By Stacey Flewelling / August 14th, 2014
|Release Date||July 23, 2014|
|Genre||Puzzle, Music & Rhythm|
When it comes to puzzle games, there is definitely no shortage of them in the indie market. From the cuboid action puzzle title EDGE from Two Tribes, to the first-person perspective title from Toxic Games entitled Q.U.B.E. (Quick Understanding of Block Extrusion), to the charming pyromaniac game of Little Inferno from Tomorrow Corporation, it seems that the indie scene has a generous dose of puzzle games to feed the need for puzzle game fanatics. Apparition Games delivers a unique fusion of puzzle and rhythm in its newly released game called Micron. However, is the game’s brevity still worth the price?
Micron began its journey as a game for Kongregate’s ‘Project Eden: Experience the Music’ game contest. It earned a second place victory. The judges on the panel included REZ and LUMINES creator, Tetsuya Mizuguchi, and representatives from Ubisoft, Gamespot and Kongregate.

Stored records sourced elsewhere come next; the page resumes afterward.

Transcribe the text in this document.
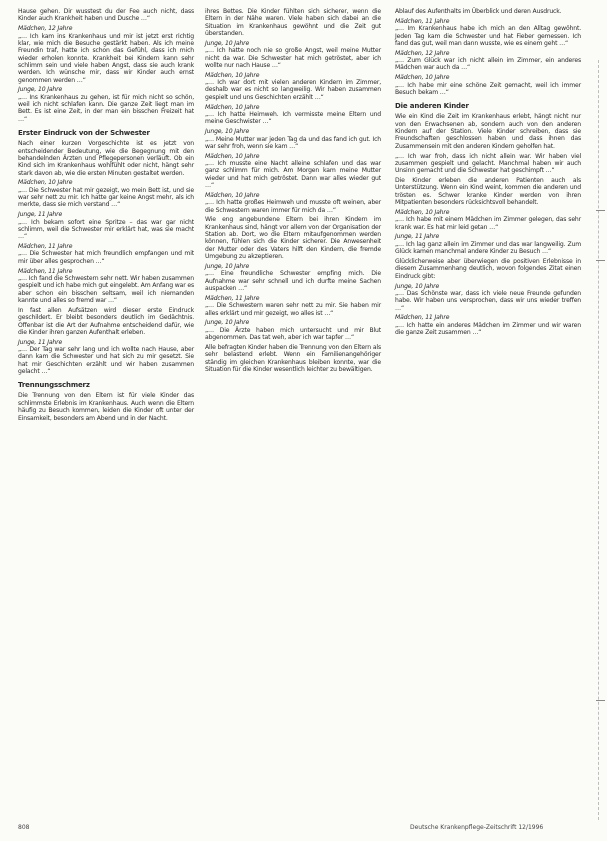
Hause gehen. Dir wusstest du der Fee auch nicht, dass Kinder auch Krankheit haben und Dusche …“

Mädchen, 12 Jahre

„… Ich kam ins Krankenhaus und mir ist jetzt erst richtig klar, wie mich die Besuche gestärkt haben. Als ich meine Freundin traf, hatte ich schon das Gefühl, dass ich mich wieder erholen konnte. Krankheit bei Kindern kann sehr schlimm sein und viele haben Angst, dass sie auch krank werden. Ich wünsche mir, dass wir Kinder auch ernst genommen werden …“

Junge, 10 Jahre

„… Ins Krankenhaus zu gehen, ist für mich nicht so schön, weil ich nicht schlafen kann. Die ganze Zeit liegt man im Bett. Es ist eine Zeit, in der man ein bisschen Freizeit hat …“

Erster Eindruck von der Schwester

Nach einer kurzen Vorgeschichte ist es jetzt von entscheidender Bedeutung, wie die Begegnung mit den behandelnden Ärzten und Pflegepersonen verläuft. Ob ein Kind sich im Krankenhaus wohlfühlt oder nicht, hängt sehr stark davon ab, wie die ersten Minuten gestaltet werden.

Mädchen, 10 Jahre

„… Die Schwester hat mir gezeigt, wo mein Bett ist, und sie war sehr nett zu mir. Ich hatte gar keine Angst mehr, als ich merkte, dass sie mich verstand …“

Junge, 11 Jahre

„… Ich bekam sofort eine Spritze – das war gar nicht schlimm, weil die Schwester mir erklärt hat, was sie macht …“

Mädchen, 11 Jahre

„… Die Schwester hat mich freundlich empfangen und mit mir über alles gesprochen …“

Mädchen, 11 Jahre

„… Ich fand die Schwestern sehr nett. Wir haben zusammen gespielt und ich habe mich gut eingelebt. Am Anfang war es aber schon ein bisschen seltsam, weil ich niemanden kannte und alles so fremd war …“

In fast allen Aufsätzen wird dieser erste Eindruck geschildert. Er bleibt besonders deutlich im Gedächtnis. Offenbar ist die Art der Aufnahme entscheidend dafür, wie die Kinder ihren ganzen Aufenthalt erleben.

Junge, 11 Jahre

„… Der Tag war sehr lang und ich wollte nach Hause, aber dann kam die Schwester und hat sich zu mir gesetzt. Sie hat mir Geschichten erzählt und wir haben zusammen gelacht …“

Trennungsschmerz

Die Trennung von den Eltern ist für viele Kinder das schlimmste Erlebnis im Krankenhaus. Auch wenn die Eltern häufig zu Besuch kommen, leiden die Kinder oft unter der Einsamkeit, besonders am Abend und in der Nacht.

ihres Bettes. Die Kinder fühlten sich sicherer, wenn die Eltern in der Nähe waren. Viele haben sich dabei an die Situation im Krankenhaus gewöhnt und die Zeit gut überstanden.

Junge, 10 Jahre

„… Ich hatte noch nie so große Angst, weil meine Mutter nicht da war. Die Schwester hat mich getröstet, aber ich wollte nur nach Hause …“

Mädchen, 10 Jahre

„… Ich war dort mit vielen anderen Kindern im Zimmer, deshalb war es nicht so langweilig. Wir haben zusammen gespielt und uns Geschichten erzählt …“

Mädchen, 10 Jahre

„… Ich hatte Heimweh. Ich vermisste meine Eltern und meine Geschwister …“

Junge, 10 Jahre

„… Meine Mutter war jeden Tag da und das fand ich gut. Ich war sehr froh, wenn sie kam …“

Mädchen, 10 Jahre

„… Ich musste eine Nacht alleine schlafen und das war ganz schlimm für mich. Am Morgen kam meine Mutter wieder und hat mich getröstet. Dann war alles wieder gut …“

Mädchen, 10 Jahre

„… Ich hatte großes Heimweh und musste oft weinen, aber die Schwestern waren immer für mich da …“

Wie eng angebundene Eltern bei ihren Kindern im Krankenhaus sind, hängt vor allem von der Organisation der Station ab. Dort, wo die Eltern mitaufgenommen werden können, fühlen sich die Kinder sicherer. Die Anwesenheit der Mutter oder des Vaters hilft den Kindern, die fremde Umgebung zu akzeptieren.

Junge, 10 Jahre

„… Eine freundliche Schwester empfing mich. Die Aufnahme war sehr schnell und ich durfte meine Sachen auspacken …“

Mädchen, 11 Jahre

„… Die Schwestern waren sehr nett zu mir. Sie haben mir alles erklärt und mir gezeigt, wo alles ist …“

Junge, 10 Jahre

„… Die Ärzte haben mich untersucht und mir Blut abgenommen. Das tat weh, aber ich war tapfer …“

Alle befragten Kinder haben die Trennung von den Eltern als sehr belastend erlebt. Wenn ein Familienangehöriger ständig im gleichen Krankenhaus bleiben konnte, war die Situation für die Kinder wesentlich leichter zu bewältigen.

Ablauf des Aufenthalts im Überblick und deren Ausdruck.

Mädchen, 11 Jahre

„… Im Krankenhaus habe ich mich an den Alltag gewöhnt. Jeden Tag kam die Schwester und hat Fieber gemessen. Ich fand das gut, weil man dann wusste, wie es einem geht …“

Mädchen, 12 Jahre

„… Zum Glück war ich nicht allein im Zimmer, ein anderes Mädchen war auch da …“

Mädchen, 10 Jahre

„… Ich habe mir eine schöne Zeit gemacht, weil ich immer Besuch bekam …“

Die anderen Kinder

Wie ein Kind die Zeit im Krankenhaus erlebt, hängt nicht nur von den Erwachsenen ab, sondern auch von den anderen Kindern auf der Station. Viele Kinder schreiben, dass sie Freundschaften geschlossen haben und dass ihnen das Zusammensein mit den anderen Kindern geholfen hat.

„… Ich war froh, dass ich nicht allein war. Wir haben viel zusammen gespielt und gelacht. Manchmal haben wir auch Unsinn gemacht und die Schwester hat geschimpft …“

Die Kinder erleben die anderen Patienten auch als Unterstützung. Wenn ein Kind weint, kommen die anderen und trösten es. Schwer kranke Kinder werden von ihren Mitpatienten besonders rücksichtsvoll behandelt.

Mädchen, 10 Jahre

„… Ich habe mit einem Mädchen im Zimmer gelegen, das sehr krank war. Es hat mir leid getan …“

Junge, 11 Jahre

„… Ich lag ganz allein im Zimmer und das war langweilig. Zum Glück kamen manchmal andere Kinder zu Besuch …“

Glücklicherweise aber überwiegen die positiven Erlebnisse in diesem Zusammenhang deutlich, wovon folgendes Zitat einen Eindruck gibt:

Junge, 10 Jahre

„… Das Schönste war, dass ich viele neue Freunde gefunden habe. Wir haben uns versprochen, dass wir uns wieder treffen …“

Mädchen, 11 Jahre

„… Ich hatte ein anderes Mädchen im Zimmer und wir waren die ganze Zeit zusammen …“

808	Deutsche Krankenpflege-Zeitschrift 12/1996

In Micron, you are presented with a grid-like field where a steady stream of spheres emanates from one point of the grid. Coupled with that is a very catchy musical score that seems to shift as the spheres impact the wall opposite the sphere launcher. On the side of the game field, you’re given some tools that assist you in changing the path that the spheres traverse. When the spheres hit the panel, the panel also plays a small synthesized sound to indicate that you’ve successfully hit it. After the panel has been destroyed, the first sphere to touch the exit triggers the end of the level. The game contains 51 dazzling puzzles and rewards you with 12 bonus levels for your hard work.
There is, however, an important rule that should be followed. Your first instinct is to place all the directional tiles down at once to finish the level swiftly, but, given the rhythmic, musical nature of the game, you’re required to essentially create music while solving the puzzle. It is important to understand, as well, that timing is everything in this game. Some puzzles aren’t so hard-lined about timing whereas with others, timing is crucial in solving the puzzle. Regardless of the type of input the level demands, the game becomes progressively more challenging, with your brain sizzling as you stare at the screen full of spastic shapes for minutes on end before you once again abuse the reset button and start from scratch. The game tosses you a fair challenge with optimal polish and logical placement of the streams of balls, gates and exits. The ends truly do justify the means when it comes to solving the puzzles contained in this game.
As far as visuals go, Micron delivers a healthy dose of stimuli that is both pleasing to the eye and extremely attractive. As the level progresses, the screen gets busier with pleasantly colourful shapes and patterns with proper placement on the screen. Nothing is out of place, making it rewarding as you solve the puzzle to dazzle the human eye. Yet, with so much going on, the game still finds a way to hearken back to the times when games were more simplistic in their presentation. Micron contains absolutely no plot and makes great use of the lower budget with a simple menu presentation between levels. The game’s style and delivery reminds me of Tron in some regards. In terms of gameplay, I’m reminded of a little web game known as Laser Reflections, in which one must redirect a red beam of light to its destination.
Micron’s soundtrack is constructed by you – sort of. There is a distinctive base rhythm that begins to play as you enter the level. As mentioned previously, as you lay the spherical directional panels, the music begins to take shape and you’ll quickly find yourself either whisked away into a state of bliss with the calm, ambient sounds or bopping your head to the groovy jungle beats. You’ll almost not want the puzzle to end after you’ve reached the point where the song is “completed.”
Micron presents a perfect blend of aesthetically-pleasing visuals and head-bopping music that is sure to leave you thinking about the game long after you’ve completed it. It’s one of those games that leaves you wanting more. If you’re a puzzle game fiend like I am, you should hop over to Steam and plunk down $5. It’ll be well worth your investment, and you’ll be helping Apparition Games towards making more excellent titles like this in the future.